Un autre Laarman, Jan, frère de Vincent, sera durant quelques années à la tête de la Sercogest, entreprise chargée de la plate-forme téléphonique de SNI. L’épouse de Vincent, Marie-Laure Jacquemond, lui succédera jusqu’à la liquidation de la société, en 2018.
Installés depuis quelques années à Lausanne, les Laarman sont aussi actifs en Suisse.

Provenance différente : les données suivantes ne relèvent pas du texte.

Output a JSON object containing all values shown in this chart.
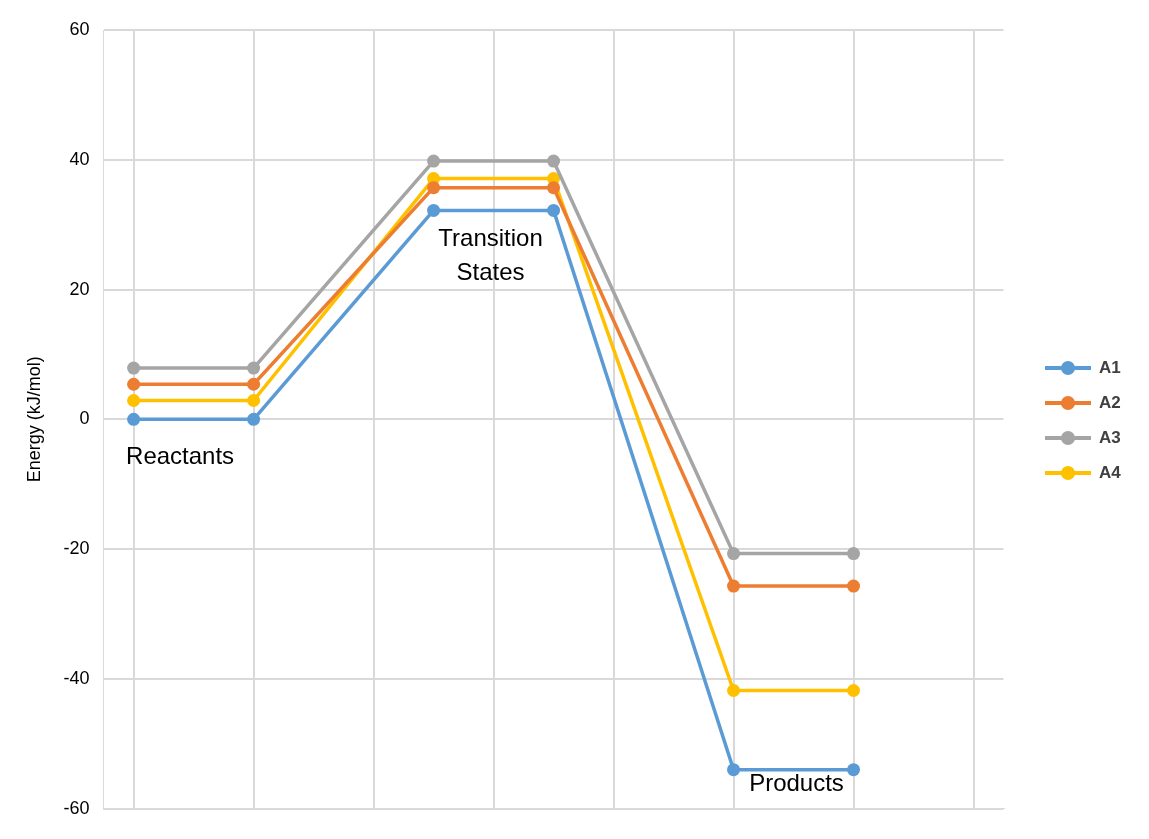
{
  "chart_data": {
    "type": "line",
    "ylabel": "Energy (kJ/mol)",
    "categories": [
      null,
      null,
      null,
      null,
      null,
      null,
      null,
      null,
      null,
      null,
      null,
      null,
      null,
      null,
      null
    ],
    "ylim": [
      -60,
      60
    ],
    "yticks": [
      -60,
      -40,
      -20,
      0,
      20,
      40,
      60
    ],
    "grid": true,
    "legend": "right",
    "marker": "circle",
    "line_style": "solid",
    "series": [
      {
        "name": "A1",
        "color": "#5b9bd5",
        "values": [
          0,
          null,
          0,
          null,
          null,
          32.2,
          null,
          32.2,
          null,
          null,
          -54,
          null,
          -54,
          null,
          null
        ]
      },
      {
        "name": "A2",
        "color": "#ed7d31",
        "values": [
          5.4,
          null,
          5.4,
          null,
          null,
          35.7,
          null,
          35.7,
          null,
          null,
          -25.7,
          null,
          -25.7,
          null,
          null
        ]
      },
      {
        "name": "A3",
        "color": "#a5a5a5",
        "values": [
          7.9,
          null,
          7.9,
          null,
          null,
          39.8,
          null,
          39.8,
          null,
          null,
          -20.7,
          null,
          -20.7,
          null,
          null
        ]
      },
      {
        "name": "A4",
        "color": "#ffc000",
        "values": [
          2.9,
          null,
          2.9,
          null,
          null,
          37.1,
          null,
          37.1,
          null,
          null,
          -41.8,
          null,
          -41.8,
          null,
          null
        ]
      }
    ],
    "annotations": [
      "Reactants",
      "Transition States",
      "Products"
    ]
  }
}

En 2017, Marie-Laure Jacquemond a contribué à y créer une école primaire « d’esprit chrétien et de culture classique », l’institut du Mont-Pèlerin, référence à la Société du Mont-Pèlerin, groupe de réflexion libéral de l’après-guerre.
C’est également à Lausanne qu’a été domiciliée SerenWays. Cette entreprise est le prolongement d’un énième « collectif », Alerte enfants écrans, qui avait connu une certaine notoriété en 2018 grâce à des pétitions contre l’utilisation du téléphone portable à l’école. Devenue Serenways, elle se positionne désormais comme une « communauté » qui propose conseils et guides – payants – pour « mieux gérer votre vie digitale ». A la tête de la structure, on retrouve… Sylvain Marbach, le nouveau président de l’association SOS Education, qui n’a pas souhaité répondre à nos questions sur cette société.
M. Marbach est déjà installé dans la région. Il a travaillé de 2013 à 2018 pour Santé nature innovation. Rien d’étonnant dès lors à ce que SNI, comme d’ailleurs SOS Education, assurent la promotion des solutions et des guides de Serenways, sans jamais évoquer les liens qui unissent leurs fondateurs. A l’heure du marketing électronique, Sylvain Marbach a un CV adéquat. Son compte LinkedIn le décrit comme un ingénieur spécialisé en sciences cognitives.